Portside - President Barack Obama announced last month that he plans to further delay the withdrawal of U.S. troops from Afghanistan, leaving at least 8,400 forces in the country after January instead of honoring his most recent pledge to cut numbers to 5,500.
But now, a new report compiled by the Congressional Research Service, which produces reports for members of Congress, reveals that the number of U.S. service members in Afghanistan is dwarfed by the nearly 29,000 Department of Defense private contractors in the country, outnumbering American troops three to one.
“As of March 2016, there were approximately 28,600 DOD contractor personnel in Afghanistan, compared to 8,730 U.S. troops,” states the report, authored by Heidi Peters, Moshe Schwartz and Lawrence Kapp.
Such private contractors comprise 77 percent of the total DOD presence in Afghanistan, the authors conclude.

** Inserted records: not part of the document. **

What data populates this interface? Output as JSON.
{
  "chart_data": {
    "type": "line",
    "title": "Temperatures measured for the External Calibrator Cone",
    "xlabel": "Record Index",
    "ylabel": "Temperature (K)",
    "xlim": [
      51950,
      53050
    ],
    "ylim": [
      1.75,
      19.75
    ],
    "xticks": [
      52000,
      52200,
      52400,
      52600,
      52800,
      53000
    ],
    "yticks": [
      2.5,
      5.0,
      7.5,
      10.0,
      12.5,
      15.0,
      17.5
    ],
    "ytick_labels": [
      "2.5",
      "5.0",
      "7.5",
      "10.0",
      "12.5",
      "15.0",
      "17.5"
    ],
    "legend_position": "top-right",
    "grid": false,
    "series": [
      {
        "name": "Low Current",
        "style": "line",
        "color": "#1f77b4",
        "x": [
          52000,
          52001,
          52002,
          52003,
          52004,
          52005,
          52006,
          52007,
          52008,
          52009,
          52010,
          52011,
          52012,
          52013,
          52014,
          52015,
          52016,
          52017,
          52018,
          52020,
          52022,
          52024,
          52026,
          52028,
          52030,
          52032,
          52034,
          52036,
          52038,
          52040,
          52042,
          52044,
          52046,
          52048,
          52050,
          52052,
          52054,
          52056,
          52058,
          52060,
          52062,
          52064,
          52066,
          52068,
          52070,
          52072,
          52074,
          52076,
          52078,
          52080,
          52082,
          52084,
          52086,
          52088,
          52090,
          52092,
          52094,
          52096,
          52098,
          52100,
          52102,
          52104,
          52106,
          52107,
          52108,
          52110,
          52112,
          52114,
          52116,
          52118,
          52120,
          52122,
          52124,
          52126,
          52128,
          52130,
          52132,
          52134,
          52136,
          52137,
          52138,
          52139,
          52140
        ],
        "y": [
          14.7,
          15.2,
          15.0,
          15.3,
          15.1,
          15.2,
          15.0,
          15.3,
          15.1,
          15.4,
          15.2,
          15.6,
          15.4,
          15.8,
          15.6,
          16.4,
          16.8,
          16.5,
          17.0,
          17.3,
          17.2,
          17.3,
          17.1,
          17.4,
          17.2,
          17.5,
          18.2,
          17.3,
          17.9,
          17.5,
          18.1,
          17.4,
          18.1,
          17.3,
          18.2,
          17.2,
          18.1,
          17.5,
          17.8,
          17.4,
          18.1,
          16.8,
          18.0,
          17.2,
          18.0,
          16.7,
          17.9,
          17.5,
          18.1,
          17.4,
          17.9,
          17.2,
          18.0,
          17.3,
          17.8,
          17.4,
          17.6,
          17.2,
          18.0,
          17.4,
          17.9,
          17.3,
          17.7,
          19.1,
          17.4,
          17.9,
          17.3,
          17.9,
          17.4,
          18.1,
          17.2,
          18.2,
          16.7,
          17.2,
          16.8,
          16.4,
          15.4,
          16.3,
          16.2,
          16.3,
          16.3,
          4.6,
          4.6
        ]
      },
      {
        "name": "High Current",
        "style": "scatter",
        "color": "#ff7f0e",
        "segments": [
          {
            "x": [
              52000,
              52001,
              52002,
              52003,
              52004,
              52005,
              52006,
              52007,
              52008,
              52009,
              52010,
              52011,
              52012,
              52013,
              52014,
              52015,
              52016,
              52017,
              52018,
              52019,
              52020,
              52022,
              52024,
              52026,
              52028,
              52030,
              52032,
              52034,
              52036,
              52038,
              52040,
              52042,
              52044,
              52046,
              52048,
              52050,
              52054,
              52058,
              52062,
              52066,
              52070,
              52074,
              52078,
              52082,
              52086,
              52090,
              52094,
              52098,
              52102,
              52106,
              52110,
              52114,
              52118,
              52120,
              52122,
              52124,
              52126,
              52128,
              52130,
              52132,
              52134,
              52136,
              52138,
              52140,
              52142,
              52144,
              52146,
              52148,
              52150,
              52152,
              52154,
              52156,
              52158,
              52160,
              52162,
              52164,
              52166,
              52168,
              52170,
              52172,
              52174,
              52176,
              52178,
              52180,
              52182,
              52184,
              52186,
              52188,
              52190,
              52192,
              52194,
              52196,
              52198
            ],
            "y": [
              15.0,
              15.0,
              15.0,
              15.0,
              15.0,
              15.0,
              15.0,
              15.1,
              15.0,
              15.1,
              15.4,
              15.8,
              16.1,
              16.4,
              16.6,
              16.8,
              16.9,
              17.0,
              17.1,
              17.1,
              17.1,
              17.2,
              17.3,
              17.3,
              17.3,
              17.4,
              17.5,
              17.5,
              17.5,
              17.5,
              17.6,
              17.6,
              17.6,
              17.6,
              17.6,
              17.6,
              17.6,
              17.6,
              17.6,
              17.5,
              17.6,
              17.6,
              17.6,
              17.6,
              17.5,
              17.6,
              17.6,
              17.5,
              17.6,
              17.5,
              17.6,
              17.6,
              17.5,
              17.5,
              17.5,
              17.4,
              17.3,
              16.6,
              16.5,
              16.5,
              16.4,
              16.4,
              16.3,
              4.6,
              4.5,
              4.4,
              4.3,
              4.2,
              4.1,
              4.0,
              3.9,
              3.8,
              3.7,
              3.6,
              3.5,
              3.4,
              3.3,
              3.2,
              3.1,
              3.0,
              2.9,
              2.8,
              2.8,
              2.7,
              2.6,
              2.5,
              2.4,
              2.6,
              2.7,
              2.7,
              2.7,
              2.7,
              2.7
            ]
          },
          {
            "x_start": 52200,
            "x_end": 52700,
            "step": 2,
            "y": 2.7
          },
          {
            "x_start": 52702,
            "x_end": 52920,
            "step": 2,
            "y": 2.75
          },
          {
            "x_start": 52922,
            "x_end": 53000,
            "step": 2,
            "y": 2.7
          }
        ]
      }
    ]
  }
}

According to the report, which examines the federal years 2007 to 2016, there have been more private contractors than U.S. troops in Afghanistan since the middle of 2011. But that gap has continued to grow, with a staggering 117,000 contractors and 88,000 U.S. troops deployed to Afghanistan in 2012.
2 comments:
Paid goons: when you absoultely, positvely can't stand being honest with yourself, the American people, even the Taliban.
"A George W. Bush concept, now run by Obama Industries."
Only a complete fool, or a person suffering a severe case of Potomac fever could possibly believe that democracies should employ mercenaries to run an empire. And this one happens to be bankrupting us, making the employers of mercenaires guilty of not only crimes against humanity, but of theft from the American public.